Other Women/Maternal Health Programs
Centering Pregnancy
The Women’s Health program will continue to support public health districts in their goal to provide Centering Pregnancy services to women in the community. The Women’s Health program will collaborate with Federally Qualified Health Centers (FQIC) and evaluate the data retrieved to improve the services provided in Centering Pregnancy sites in Albany. The Women’s Health program will work with other public health districts that desire to host a Centering Pregnancy program in their community and form an alliance between the districts for support of one another. Efforts to collaborate and build communication and relationships between internal and external partners will continue. Women’s Health will collaborate with external partners to gather information on the next Basic Facilitators training for district staff in need.

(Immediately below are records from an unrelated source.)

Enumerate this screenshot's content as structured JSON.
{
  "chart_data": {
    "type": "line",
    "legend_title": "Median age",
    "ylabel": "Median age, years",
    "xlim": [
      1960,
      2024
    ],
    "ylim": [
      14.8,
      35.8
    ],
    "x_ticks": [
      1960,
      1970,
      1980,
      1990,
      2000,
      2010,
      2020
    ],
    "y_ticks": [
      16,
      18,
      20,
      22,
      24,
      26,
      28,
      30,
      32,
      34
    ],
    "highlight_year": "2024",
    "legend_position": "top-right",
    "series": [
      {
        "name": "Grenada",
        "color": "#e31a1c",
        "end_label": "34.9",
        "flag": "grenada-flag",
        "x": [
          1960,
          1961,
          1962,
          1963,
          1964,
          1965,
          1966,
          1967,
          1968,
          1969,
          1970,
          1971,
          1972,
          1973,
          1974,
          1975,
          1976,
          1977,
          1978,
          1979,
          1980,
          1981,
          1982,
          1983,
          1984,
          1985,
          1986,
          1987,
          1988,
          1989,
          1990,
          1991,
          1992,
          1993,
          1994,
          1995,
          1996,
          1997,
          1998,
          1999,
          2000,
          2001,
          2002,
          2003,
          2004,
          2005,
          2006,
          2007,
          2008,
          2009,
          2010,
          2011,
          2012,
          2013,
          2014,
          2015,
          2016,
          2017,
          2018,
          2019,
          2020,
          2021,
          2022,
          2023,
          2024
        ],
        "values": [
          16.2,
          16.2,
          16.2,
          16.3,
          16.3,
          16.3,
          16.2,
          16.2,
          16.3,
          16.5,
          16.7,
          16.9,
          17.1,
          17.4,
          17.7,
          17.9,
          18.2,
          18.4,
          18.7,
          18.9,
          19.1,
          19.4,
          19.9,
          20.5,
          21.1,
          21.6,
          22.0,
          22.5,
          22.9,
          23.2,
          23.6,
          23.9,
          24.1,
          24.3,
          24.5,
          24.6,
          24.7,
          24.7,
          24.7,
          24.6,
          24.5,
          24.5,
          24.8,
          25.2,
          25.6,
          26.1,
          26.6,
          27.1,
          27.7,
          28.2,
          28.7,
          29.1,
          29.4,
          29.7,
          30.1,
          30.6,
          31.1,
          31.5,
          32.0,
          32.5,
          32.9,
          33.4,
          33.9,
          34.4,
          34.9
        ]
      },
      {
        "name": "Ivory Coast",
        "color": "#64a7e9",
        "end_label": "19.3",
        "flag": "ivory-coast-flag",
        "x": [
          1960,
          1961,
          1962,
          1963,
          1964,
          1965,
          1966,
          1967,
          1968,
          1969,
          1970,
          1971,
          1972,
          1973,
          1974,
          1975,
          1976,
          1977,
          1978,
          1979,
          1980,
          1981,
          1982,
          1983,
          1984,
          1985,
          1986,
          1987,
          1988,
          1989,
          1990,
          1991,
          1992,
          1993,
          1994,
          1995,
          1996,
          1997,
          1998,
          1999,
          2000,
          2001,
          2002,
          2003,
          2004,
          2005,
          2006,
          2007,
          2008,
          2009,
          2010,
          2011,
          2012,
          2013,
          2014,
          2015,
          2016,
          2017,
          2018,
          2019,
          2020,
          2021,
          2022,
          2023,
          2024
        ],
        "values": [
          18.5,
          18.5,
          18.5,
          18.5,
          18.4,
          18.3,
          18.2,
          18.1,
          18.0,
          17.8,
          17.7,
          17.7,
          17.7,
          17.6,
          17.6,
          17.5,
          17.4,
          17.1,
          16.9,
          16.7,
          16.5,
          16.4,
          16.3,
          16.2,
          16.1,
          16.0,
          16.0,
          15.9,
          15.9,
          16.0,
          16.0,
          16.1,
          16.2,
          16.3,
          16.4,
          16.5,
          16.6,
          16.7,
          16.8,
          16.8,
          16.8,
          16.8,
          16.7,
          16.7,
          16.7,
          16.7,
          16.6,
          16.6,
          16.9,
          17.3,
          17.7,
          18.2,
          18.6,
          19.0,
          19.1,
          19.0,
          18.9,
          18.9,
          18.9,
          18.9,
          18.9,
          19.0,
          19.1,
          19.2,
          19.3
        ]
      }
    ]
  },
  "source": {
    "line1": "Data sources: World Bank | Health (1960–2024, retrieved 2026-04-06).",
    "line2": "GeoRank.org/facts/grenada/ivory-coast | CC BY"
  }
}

Perinatal Case Management (PCM)
Women’s Health plans to increase the number of county health departments providing PCM services from 107 to 115 by 2022. The developed post cards and brochures to promote PCM benefits will be distributed to all public health districts for use by the PCM Case Managers and the pregnant women enrolling in PCM. The PCM program will collaborate with the child occupant safety program to increase participation in the car seat program for all counties and provide education to pregnant mothers on safely transporting their child. DPH will continue providing technical assistance on the PCM module, education, training and updates of the PCM program to all district PCM Case Managers on the health outcomes for at risk women. PCM will continue collaborating with the Oral Health program to distribute dental kits to pregnant women in the public health districts that enroll in the PCM program to promote good oral health during pregnancy.

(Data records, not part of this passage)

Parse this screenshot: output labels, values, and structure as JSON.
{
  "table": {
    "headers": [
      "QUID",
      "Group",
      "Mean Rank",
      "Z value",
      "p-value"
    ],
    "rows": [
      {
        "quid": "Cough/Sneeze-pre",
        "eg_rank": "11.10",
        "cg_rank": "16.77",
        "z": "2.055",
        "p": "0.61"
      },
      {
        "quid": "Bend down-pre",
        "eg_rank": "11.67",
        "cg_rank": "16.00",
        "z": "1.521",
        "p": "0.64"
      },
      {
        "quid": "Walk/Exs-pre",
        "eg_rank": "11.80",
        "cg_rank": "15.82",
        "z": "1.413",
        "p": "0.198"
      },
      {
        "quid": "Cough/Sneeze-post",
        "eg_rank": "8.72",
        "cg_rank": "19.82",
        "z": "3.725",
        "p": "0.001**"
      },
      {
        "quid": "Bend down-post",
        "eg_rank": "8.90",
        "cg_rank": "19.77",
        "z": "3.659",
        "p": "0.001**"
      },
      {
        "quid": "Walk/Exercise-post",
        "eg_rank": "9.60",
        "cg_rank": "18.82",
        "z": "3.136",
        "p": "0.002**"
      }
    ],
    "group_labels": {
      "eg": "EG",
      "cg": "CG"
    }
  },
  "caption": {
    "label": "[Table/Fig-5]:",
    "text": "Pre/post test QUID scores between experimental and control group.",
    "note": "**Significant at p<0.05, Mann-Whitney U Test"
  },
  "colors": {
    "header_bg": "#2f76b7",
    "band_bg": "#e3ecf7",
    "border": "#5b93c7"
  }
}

Planning for Healthy Babies (P4HB)
The P4HB working group will continue activities to create a statewide marketing and communications plan in collaboration with the four Care Management Organizations, provider organizations and community-based organizations that serve populations eligible for P4HB. The working group will continue to develop plans that amplify increasing the knowledge, understanding and utilization of P4HB services toward reducing low birth weight and very low birth weight rates, unintended pregnancies, and lowering Medicaid costs. MCH is dedicated to continuing support of P4HB by participating with community partners and provider groups toward increasing awareness of the program’s benefits for greater utilization by both participants and providers statewide.
Maternal and Child Health Information and Resource Center
The Women’s Health program will work with the existing Maternal and Child Health Information and Resource Center that operates the MCH resource hotline and website to include resources and referrals to resources that identify and treat chronic illnesses such as hypertension, heart disease, obesity, and diabetes.